Documents which have been exposed as part of the so-called Paradise Papers leak revealed that Apple sent a questionnaire to Appleby asking about the various benefits of different offshore jurisdictions, and made it clear that the move was to remain secret.

The company said the new structure had not affected the amount of tax it paid and insisted it remained the largest taxpayer in the world, according to reports.
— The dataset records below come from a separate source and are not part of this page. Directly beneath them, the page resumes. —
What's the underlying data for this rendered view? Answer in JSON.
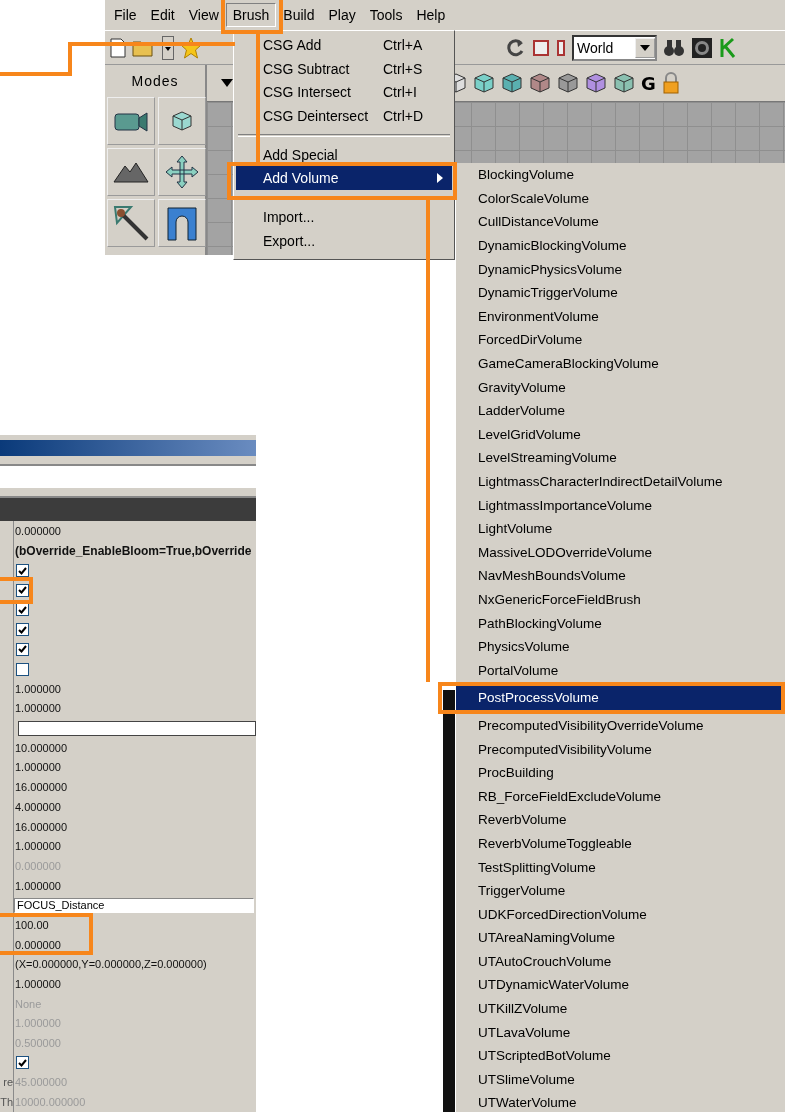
{
  "editor": {
    "menu_bar": [
      {
        "label": "File",
        "selected": false
      },
      {
        "label": "Edit",
        "selected": false
      },
      {
        "label": "View",
        "selected": false
      },
      {
        "label": "Brush",
        "selected": true
      },
      {
        "label": "Build",
        "selected": false
      },
      {
        "label": "Play",
        "selected": false
      },
      {
        "label": "Tools",
        "selected": false
      },
      {
        "label": "Help",
        "selected": false
      }
    ],
    "toolbar": {
      "coordinate_dropdown": "World"
    },
    "viewport_toolbar": {
      "glyph": "G"
    },
    "modes": {
      "title": "Modes"
    }
  },
  "brush_menu": {
    "items": [
      {
        "kind": "command",
        "label": "CSG Add",
        "shortcut": "Ctrl+A",
        "selected": false
      },
      {
        "kind": "command",
        "label": "CSG Subtract",
        "shortcut": "Ctrl+S",
        "selected": false
      },
      {
        "kind": "command",
        "label": "CSG Intersect",
        "shortcut": "Ctrl+I",
        "selected": false
      },
      {
        "kind": "command",
        "label": "CSG Deintersect",
        "shortcut": "Ctrl+D",
        "selected": false
      },
      {
        "kind": "separator"
      },
      {
        "kind": "command",
        "label": "Add Special",
        "selected": false
      },
      {
        "kind": "submenu",
        "label": "Add Volume",
        "selected": true
      },
      {
        "kind": "separator"
      },
      {
        "kind": "command",
        "label": "Import...",
        "selected": false
      },
      {
        "kind": "command",
        "label": "Export...",
        "selected": false
      }
    ]
  },
  "volume_menu": {
    "items": [
      {
        "label": "BlockingVolume",
        "selected": false
      },
      {
        "label": "ColorScaleVolume",
        "selected": false
      },
      {
        "label": "CullDistanceVolume",
        "selected": false
      },
      {
        "label": "DynamicBlockingVolume",
        "selected": false
      },
      {
        "label": "DynamicPhysicsVolume",
        "selected": false
      },
      {
        "label": "DynamicTriggerVolume",
        "selected": false
      },
      {
        "label": "EnvironmentVolume",
        "selected": false
      },
      {
        "label": "ForcedDirVolume",
        "selected": false
      },
      {
        "label": "GameCameraBlockingVolume",
        "selected": false
      },
      {
        "label": "GravityVolume",
        "selected": false
      },
      {
        "label": "LadderVolume",
        "selected": false
      },
      {
        "label": "LevelGridVolume",
        "selected": false
      },
      {
        "label": "LevelStreamingVolume",
        "selected": false
      },
      {
        "label": "LightmassCharacterIndirectDetailVolume",
        "selected": false
      },
      {
        "label": "LightmassImportanceVolume",
        "selected": false
      },
      {
        "label": "LightVolume",
        "selected": false
      },
      {
        "label": "MassiveLODOverrideVolume",
        "selected": false
      },
      {
        "label": "NavMeshBoundsVolume",
        "selected": false
      },
      {
        "label": "NxGenericForceFieldBrush",
        "selected": false
      },
      {
        "label": "PathBlockingVolume",
        "selected": false
      },
      {
        "label": "PhysicsVolume",
        "selected": false
      },
      {
        "label": "PortalVolume",
        "selected": false
      },
      {
        "label": "PostProcessVolume",
        "selected": true
      },
      {
        "label": "PrecomputedVisibilityOverrideVolume",
        "selected": false
      },
      {
        "label": "PrecomputedVisibilityVolume",
        "selected": false
      },
      {
        "label": "ProcBuilding",
        "selected": false
      },
      {
        "label": "RB_ForceFieldExcludeVolume",
        "selected": false
      },
      {
        "label": "ReverbVolume",
        "selected": false
      },
      {
        "label": "ReverbVolumeToggleable",
        "selected": false
      },
      {
        "label": "TestSplittingVolume",
        "selected": false
      },
      {
        "label": "TriggerVolume",
        "selected": false
      },
      {
        "label": "UDKForcedDirectionVolume",
        "selected": false
      },
      {
        "label": "UTAreaNamingVolume",
        "selected": false
      },
      {
        "label": "UTAutoCrouchVolume",
        "selected": false
      },
      {
        "label": "UTDynamicWaterVolume",
        "selected": false
      },
      {
        "label": "UTKillZVolume",
        "selected": false
      },
      {
        "label": "UTLavaVolume",
        "selected": false
      },
      {
        "label": "UTScriptedBotVolume",
        "selected": false
      },
      {
        "label": "UTSlimeVolume",
        "selected": false
      },
      {
        "label": "UTWaterVolume",
        "selected": false
      }
    ]
  },
  "properties": {
    "rows": [
      {
        "kind": "text",
        "value": "0.000000",
        "dimmed": false
      },
      {
        "kind": "bold",
        "value": "(bOverride_EnableBloom=True,bOverride"
      },
      {
        "kind": "checkbox",
        "checked": true
      },
      {
        "kind": "checkbox",
        "checked": true
      },
      {
        "kind": "checkbox",
        "checked": true
      },
      {
        "kind": "checkbox",
        "checked": true
      },
      {
        "kind": "checkbox",
        "checked": true
      },
      {
        "kind": "checkbox",
        "checked": false
      },
      {
        "kind": "text",
        "value": "1.000000",
        "dimmed": false
      },
      {
        "kind": "text",
        "value": "1.000000",
        "dimmed": false
      },
      {
        "kind": "field"
      },
      {
        "kind": "text",
        "value": "10.000000",
        "dimmed": false
      },
      {
        "kind": "text",
        "value": "1.000000",
        "dimmed": false
      },
      {
        "kind": "text",
        "value": "16.000000",
        "dimmed": false
      },
      {
        "kind": "text",
        "value": "4.000000",
        "dimmed": false
      },
      {
        "kind": "text",
        "value": "16.000000",
        "dimmed": false
      },
      {
        "kind": "text",
        "value": "1.000000",
        "dimmed": false
      },
      {
        "kind": "text",
        "value": "0.000000",
        "dimmed": true
      },
      {
        "kind": "text",
        "value": "1.000000",
        "dimmed": false
      },
      {
        "kind": "field",
        "value": "FOCUS_Distance"
      },
      {
        "kind": "text",
        "value": "100.00",
        "dimmed": false
      },
      {
        "kind": "text",
        "value": "0.000000",
        "dimmed": false
      },
      {
        "kind": "text",
        "value": "(X=0.000000,Y=0.000000,Z=0.000000)",
        "dimmed": false
      },
      {
        "kind": "text",
        "value": "1.000000",
        "dimmed": false
      },
      {
        "kind": "text",
        "value": "None",
        "dimmed": true
      },
      {
        "kind": "text",
        "value": "1.000000",
        "dimmed": true
      },
      {
        "kind": "text",
        "value": "0.500000",
        "dimmed": true
      },
      {
        "kind": "checkbox",
        "checked": true
      },
      {
        "kind": "text",
        "label": "re",
        "value": "45.000000",
        "dimmed": true
      },
      {
        "kind": "text",
        "label": "Th",
        "value": "10000.000000",
        "dimmed": true
      }
    ]
  }
}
Earlier, three ‘Mrs Brown’s Boys’ cast members were named in the leaked documents after allegedly donating upwards of £2 million into a tax-avoidance scheme.

Patrick Houlihan - who plays the titular character’s son Dermot - is one of the three named stars, as are Martin and Fiona Delaney, who play Trevor and Maria Brown in the hit BBC sitcom.

BBC
The three cast members named in the Paradise Papers.

According to the documents, the trio transferred their earnings into off-shore companies in Mauritius, and had them sent back to them as loans, in a bid to avoid paying tax on them. 

Around 13.4 million files are said to have been disclosed, which come one year after the disclosure of the Panama Papers sent shockwaves through the world of business.

The Panama Papers caused a significant international fall-out when they were released in April 2016, even leading to the resignation of Iceland’s prime minister amid protests and the surrounding controversy. 

Two offshore service providers are said to be the source of the material, along with the company registries of 19 tax havens.

Millions of the files come from a single company, Appleby, which offers offshore legal services. Appleby has denied any wrongdoing in relation to the findings from the documents.

The latest revelations follow the first batch of the leaks that were published on Sunday, the most eye-catching claim being that the Queen, through her Duchy of Lancaster private estate, has invested in an array of businesses, including the Britain’s biggest rent-to-own retailer that was recently forced to compensate nearly 250,000 customers for its exploitative behaviour.